I fell in love with a guy, and we had a happy relationship for years. But, he began hitting me, drinking a lot, and forced me to quit school…

During my sophomore year in high school, I fell in love with a guy, and we had a happy relationship for years. But, he began hitting me, drinking a lot, and forced me to quit school. Both of my parents are deceased, so one day when he beat me too much, I showed up on my male friend’s door (who I hadn’t seen in years) and he took me in. As we renewed our relationship, we began to develop romantic feelings for each other, but my ex keeps trying to get me back in some very violent ways.

Question, why does your ex still have access to you? Are you still in contact with him? Does he have your phone number? Have you changed your phone number? Does he follow you on social media? Better yet, do you follow him on social media? Rule number one when it comes to leaving an abusive situation is to cut off all methods of communication with your abuser. I may be assuming, but it seems that you haven’t. Why is that? Do you hold out hope that he might change? How does your ex know where you live? I do understand that there are ways for your ex to get your home address without you giving it to him, but when it comes to the phone number and social media, how does he have access to any of that? Maybe I’m jaded, or very wise, but from my personal experience, abusers never change. I went back after the abuse, and although he stopped hitting me, he still chose to abuse me mentally, emotionally, verbally and financially while also manipulating and controlling me.

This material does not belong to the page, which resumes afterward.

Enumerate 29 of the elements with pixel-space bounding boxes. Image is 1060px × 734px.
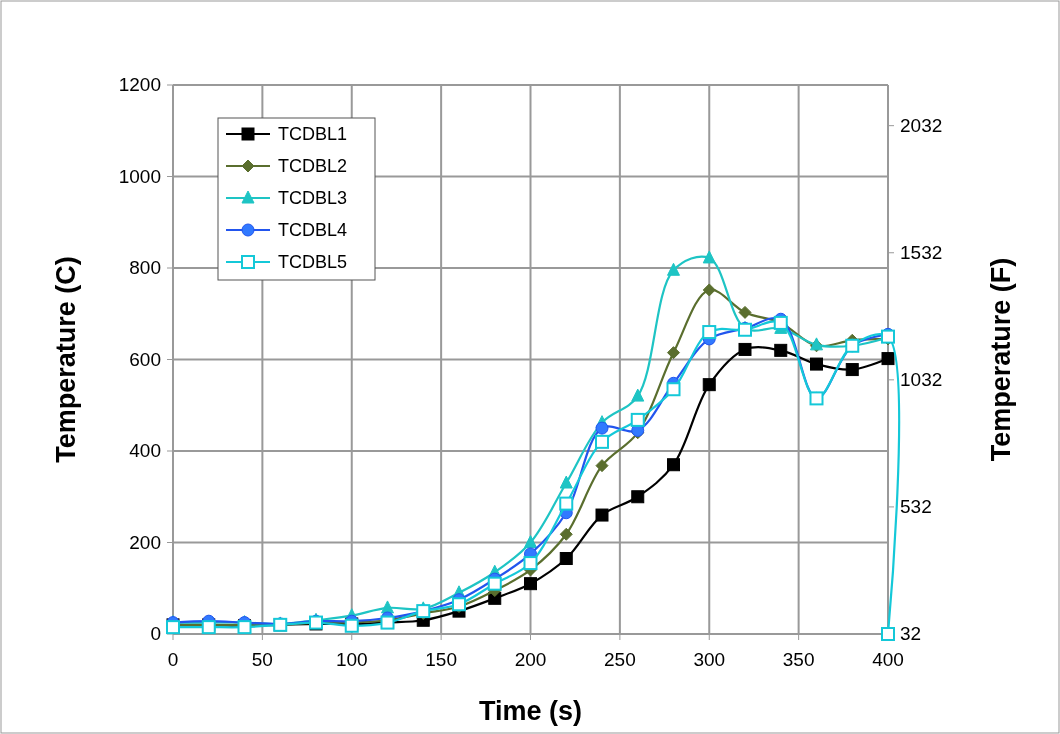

And something you wrote stood out to me. You said, ‘one day he beat me too much’, what does that mean? It sounds to me that you would have stayed if he hadn’t beat you as hard as he did. But you have to understand, he shouldn’t have been beating you at all. There is no level of abuse that is tolerable! And I do get that individuals who have been abused have been conditioned into believing that they deserved the abuse, but I’m here to tell you, from one abuse victor to another, (I say, victor, because survivor makes it seem as if I barely came through the trauma and as if I was forced to overcome the trauma, NO, I chose to overcome the trauma, abuse and leave, thus the term victor instead of survivor) you didn’t deserve the abuse and that YOU ARE WORTHY OF MORE! And sometimes it takes you and others repeating it over and over, telling you that you weren’t the problem, that you were only a symptom of the problem and that you are a worthy being, for you to reprogram your brain from the conditioning your abuser gave to you.

And I’m happy that you have a friend that you were able to turn to and depend on in your time of need. And I’m also happy that you are entering into a healthy relationship. I am so proud of you for knowing that you were worthy of more. And it takes A LOT of courage to walk away from your abuser, so I tip my hat off to you!

In regard to stopping your ex, is there any documentation of him harassing or stalking you? Do you have pictures of your abuse? I ask because it would be a great idea to get a restraining order, even if it’s a temporary one, just to have his actions documented. But it’s never a bad idea to get the police involved, they are there to help, so reach out to them. Also, have you thought about self-defense courses? They could teach you to protect yourself in the event that something does happen while also helping to raise your self-esteem. Most abused individuals suffer from low self-esteem, so taking a couple of self-defense courses will empower you and even boost your self-confidence.

Also, have you thought about counseling, individual and couples? It would be a great idea to talk with a professional to help you navigate your feelings and help you heal. But also, they could help you as you embark upon this new relationship. They can help you both take stock of where your heads are after everything you’ve both experienced, you with the abuse, and him seeing you like that. Once again, I am so proud of you for having the courage to leave and for taking the steps to leave, and I wish you so much happiness and unconditional love in your new relationship.